Prehospitally, the paradigm of obliged intubation in traumatic brain injured (TBI) patients with a reduced Glasgow Coma Scale (GCS) < 9 has been debated. Many patients with severe TBI need interhospital transfer to definitive care, so we sought to elucidate possible disadvantages for patients with a reduced level of consciousness where intubation prior transportation was withheld.

Methods

Transferred patients with at least serious blunt injury to the head (Abbreviated Injury ScaleHead ≥3) were analyzed.
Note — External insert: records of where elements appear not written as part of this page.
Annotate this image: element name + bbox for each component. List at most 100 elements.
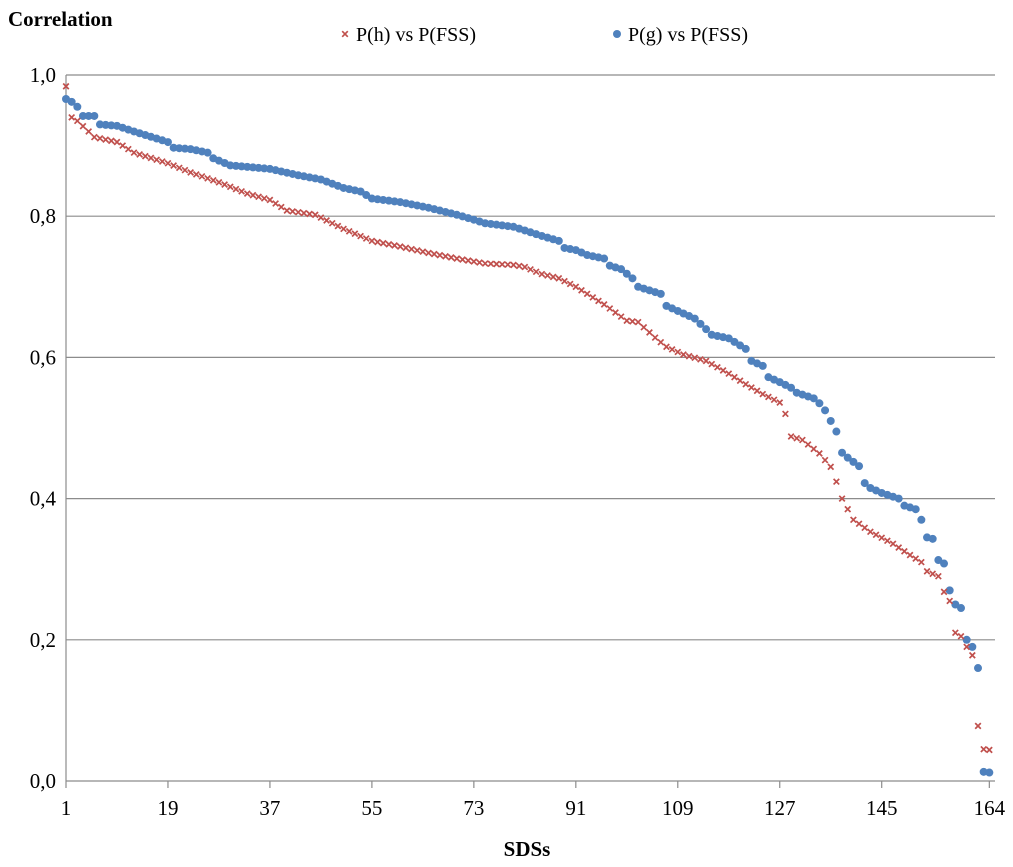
data-point-x: [613, 310, 619, 316]
data-point-x: [754, 388, 760, 394]
data-point-x: [834, 479, 840, 485]
data-point-x: [369, 238, 375, 244]
data-point-x: [907, 552, 913, 558]
data-point-x: [176, 165, 182, 171]
data-point-x: [686, 353, 692, 359]
legend-circle-glyph: [613, 30, 621, 38]
data-point-x: [499, 262, 505, 268]
data-point-circle: [657, 290, 665, 298]
data-point-x: [624, 318, 630, 324]
data-point-x: [868, 529, 874, 535]
x-tick-label: 37: [259, 796, 280, 820]
y-tick-label: 0,8: [30, 204, 56, 228]
data-point-circle: [821, 406, 829, 414]
x-tick-label: 55: [361, 796, 382, 820]
data-point-x: [465, 258, 471, 264]
data-point-x: [856, 521, 862, 527]
data-point-x: [975, 723, 981, 729]
data-point-x: [539, 271, 545, 277]
data-point-circle: [555, 237, 563, 245]
data-point-x: [522, 264, 528, 270]
y-axis-title: Correlation: [8, 7, 113, 31]
data-point-circle: [968, 643, 976, 651]
data-point-x: [947, 598, 953, 604]
data-point-x: [890, 541, 896, 547]
data-point-x: [981, 746, 987, 752]
data-point-x: [788, 434, 794, 440]
data-point-circle: [946, 586, 954, 594]
data-point-x: [233, 186, 239, 192]
data-point-x: [873, 532, 879, 538]
data-point-x: [726, 371, 732, 377]
data-point-x: [647, 330, 653, 336]
data-point-x: [885, 538, 891, 544]
data-point-x: [193, 172, 199, 178]
data-point-x: [460, 257, 466, 263]
data-point-x: [69, 115, 75, 121]
data-point-circle: [912, 505, 920, 513]
data-point-circle: [702, 325, 710, 333]
data-point-x: [579, 288, 585, 294]
data-point-x: [618, 314, 624, 320]
data-point-x: [284, 208, 290, 214]
data-point-x: [290, 209, 296, 215]
legend-label-series-2: P(g) vs P(FSS): [628, 24, 748, 46]
x-tick-label: 19: [157, 796, 178, 820]
data-point-x: [567, 281, 573, 287]
data-point-x: [703, 358, 709, 364]
data-point-x: [420, 249, 426, 255]
data-point-x: [97, 136, 103, 142]
data-point-x: [635, 319, 641, 325]
legend-x-glyph: [342, 31, 348, 37]
data-point-x: [936, 573, 942, 579]
data-point-x: [137, 152, 143, 158]
data-point-x: [511, 262, 517, 268]
data-point-x: [669, 347, 675, 353]
data-point-circle: [940, 560, 948, 568]
data-point-x: [159, 159, 165, 165]
data-point-x: [329, 220, 335, 226]
x-tick-label: 91: [565, 796, 586, 820]
data-point-x: [930, 571, 936, 577]
axes: [66, 75, 995, 788]
data-point-x: [363, 236, 369, 242]
data-point-x: [533, 269, 539, 275]
data-point-x: [919, 559, 925, 565]
data-point-x: [732, 374, 738, 380]
x-axis-title: SDSs: [504, 837, 551, 861]
data-point-x: [273, 201, 279, 207]
data-point-x: [414, 248, 420, 254]
data-point-circle: [957, 604, 965, 612]
legend-marker-x: [342, 31, 348, 37]
data-point-circle: [73, 103, 81, 111]
data-point-x: [148, 155, 154, 161]
data-point-x: [783, 411, 789, 417]
data-point-circle: [628, 274, 636, 282]
data-point-x: [380, 240, 386, 246]
data-point-x: [652, 335, 658, 341]
data-point-x: [216, 180, 222, 186]
data-point-x: [426, 250, 432, 256]
data-point-x: [437, 252, 443, 258]
data-point-x: [335, 223, 341, 229]
data-point-x: [720, 368, 726, 374]
data-point-circle: [985, 769, 993, 777]
data-point-circle: [974, 664, 982, 672]
data-point-circle: [827, 417, 835, 425]
data-point-x: [913, 556, 919, 562]
data-point-x: [584, 291, 590, 297]
data-point-x: [601, 302, 607, 308]
data-point-x: [386, 241, 392, 247]
data-point-x: [126, 146, 132, 152]
data-point-x: [205, 176, 211, 182]
data-point-x: [879, 535, 885, 541]
data-point-x: [86, 129, 92, 135]
data-point-x: [244, 191, 250, 197]
data-point-x: [103, 137, 109, 143]
data-point-x: [828, 464, 834, 470]
data-point-circle: [963, 636, 971, 644]
data-point-x: [171, 163, 177, 169]
data-point-x: [771, 397, 777, 403]
data-point-x: [448, 255, 454, 261]
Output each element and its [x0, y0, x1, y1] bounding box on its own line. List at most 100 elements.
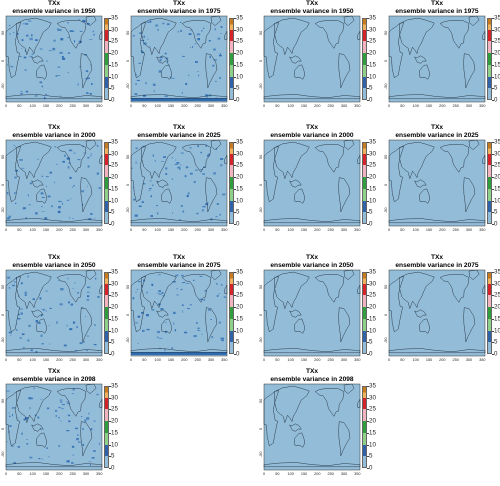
panel-variable: TXx — [172, 124, 186, 131]
colorbar-tick — [366, 283, 369, 285]
variance-hotspot — [70, 198, 72, 200]
variance-hotspot — [157, 28, 159, 31]
variance-hotspot — [66, 324, 68, 327]
colorbar-tick — [108, 177, 111, 178]
variance-hotspot — [72, 186, 73, 188]
y-tick-label: -50 — [259, 451, 263, 457]
colorbar-tick — [108, 456, 111, 457]
colorbar-tick — [366, 64, 369, 66]
x-tick-label: 0 — [387, 228, 391, 232]
variance-hotspot — [55, 410, 58, 412]
colorbar-label: 15 — [494, 185, 500, 193]
variance-hotspot — [158, 294, 162, 295]
coastline — [294, 64, 306, 80]
coastline — [5, 276, 22, 333]
map-panel: TXx ensemble variance in 2000 50 0 -50 0 50 100… — [258, 124, 382, 242]
variance-hotspot — [137, 281, 141, 283]
variance-hotspot — [39, 81, 43, 84]
variance-hotspot — [182, 282, 186, 284]
colorbar-tick — [108, 307, 111, 308]
variance-hotspot — [8, 287, 11, 289]
panel-subtitle: ensemble variance in 1975 — [137, 7, 221, 15]
variance-hotspot — [192, 46, 194, 48]
panel-title: TXx ensemble variance in 2025 — [131, 124, 227, 139]
colorbar-segment — [229, 18, 234, 30]
coastline — [130, 146, 147, 203]
variance-hotspot — [45, 310, 48, 312]
y-tick-label: -50 — [384, 83, 388, 89]
variance-hotspot — [29, 55, 33, 57]
x-tick-label: 250 — [327, 228, 334, 232]
colorbar-label: 20 — [494, 173, 500, 181]
colorbar-segment — [362, 188, 367, 201]
x-tick-label: 200 — [56, 104, 63, 108]
colorbar-segment — [362, 295, 367, 308]
variance-hotspot — [15, 277, 17, 280]
map-panel: TXx ensemble variance in 2098 50 0 -50 0 50 100… — [258, 368, 382, 486]
colorbar-segment — [104, 432, 109, 445]
colorbar-label: 5 — [369, 208, 373, 216]
x-tick-label: 150 — [300, 104, 308, 108]
colorbar-tick — [233, 153, 236, 155]
variance-hotspot — [16, 33, 19, 36]
variance-hotspot — [17, 318, 21, 320]
variance-hotspot — [164, 349, 166, 352]
coastline — [468, 15, 480, 27]
variance-hotspot — [38, 322, 41, 324]
variance-hotspot — [202, 206, 206, 208]
x-tick-label: 150 — [425, 104, 433, 108]
variance-hotspot — [68, 162, 71, 164]
coastline — [181, 274, 212, 303]
variance-hotspot — [157, 274, 161, 276]
variance-hotspot — [67, 301, 70, 304]
variance-hotspot — [197, 330, 201, 331]
x-tick-label: 250 — [69, 104, 76, 108]
colorbar-tick — [366, 29, 369, 31]
coastline — [414, 55, 427, 64]
colorbar-tick — [108, 330, 111, 332]
variance-hotspot — [196, 33, 201, 36]
variance-hotspot — [19, 308, 23, 310]
variance-hotspot — [56, 321, 58, 324]
coastline — [263, 146, 280, 203]
variance-hotspot — [69, 149, 73, 152]
coastline — [419, 188, 431, 204]
coastline — [99, 154, 103, 164]
colorbar-segment — [229, 29, 234, 42]
x-tick-label: 150 — [167, 358, 175, 362]
panel-variable: TXx — [172, 254, 186, 261]
colorbar-tick — [491, 188, 494, 190]
y-tick-label: 0 — [126, 313, 130, 316]
coastline — [85, 269, 97, 281]
variance-hotspot — [83, 152, 87, 154]
variance-hotspot — [73, 152, 76, 154]
colorbar-label: 35 — [111, 382, 118, 390]
coastline — [274, 141, 310, 180]
variance-hotspot — [7, 412, 10, 414]
colorbar-label: 10 — [369, 197, 376, 205]
colorbar-label: 25 — [111, 291, 118, 299]
colorbar-segment — [362, 318, 367, 331]
colorbar-label: 25 — [111, 37, 118, 45]
map-panel: TXx ensemble variance in 2075 50 0 -50 0 50 100… — [383, 254, 500, 372]
colorbar-segment — [229, 307, 234, 319]
variance-hotspot — [28, 204, 31, 206]
variance-hotspot — [141, 312, 144, 314]
variance-hotspot — [87, 165, 90, 168]
variance-hotspot — [135, 161, 137, 164]
x-tick-label: 100 — [29, 358, 36, 362]
y-tick-label: 0 — [1, 427, 5, 430]
colorbar-segment — [104, 177, 109, 189]
variance-hotspot — [47, 195, 51, 198]
map-background — [388, 269, 486, 357]
colorbar-segment — [487, 283, 492, 296]
map-plot: 50 0 -50 0 50 100 150 200 250 300 350 — [1, 269, 103, 362]
coastline — [463, 53, 476, 89]
variance-hotspot — [186, 283, 190, 284]
variance-hotspot — [215, 216, 218, 218]
coastline — [263, 348, 361, 354]
variance-hotspot — [202, 27, 205, 29]
variance-hotspot — [12, 414, 13, 417]
variance-hotspot — [189, 147, 192, 149]
variance-hotspot — [58, 445, 61, 447]
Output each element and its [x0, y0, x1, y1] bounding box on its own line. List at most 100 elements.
In depth analysis was conducted in patients with GCS 4–9. We applied multivariate regression analysis to search for relevant variables for mortality differences and scrutinized patients who needed immediate intubation upon arrival in the emergency room (ER ITN). In this context a “postponed” intubation refers to an intubation performed upon arrival at the receiving hospital rather than prior to transfer.

Results

Comparing spontaneously breathing versus already intubated patients (ITN) at admission we did not find statistically significant differences in mortality (33.2% vs. 20.4%; p = 0.067), multiple organ failure (MOF) (37.1% vs. 34%; p = 0.667) or sepsis rates (13.6% vs. 4.2%; p = 0.069). Multiple regression analysis for mortality revealed only age > 70 years, coagulopathy and AISHead ≥ 5 as significantly associated independent variables. But, comparing patients requiring intubation in the emergency room upon admission (ER ITN) to patients already intubated prior transportation (ITN), we detected significant differences in MOF (53.7% vs. 34%; p = 0.025), sepsis (20.5% vs. 4.2%; p = 0.011) and mortality rate (38.1% vs. 20.4%; p = 0.028).

Conclusion

Our results may suggest an inferior outcome when intubation in patients with GCS 4–9 is needed during admission at the receiving hospital. Further research is warranted to scrutinize optimal airway management for interhospital transfer of TBI patients with reduced GCS.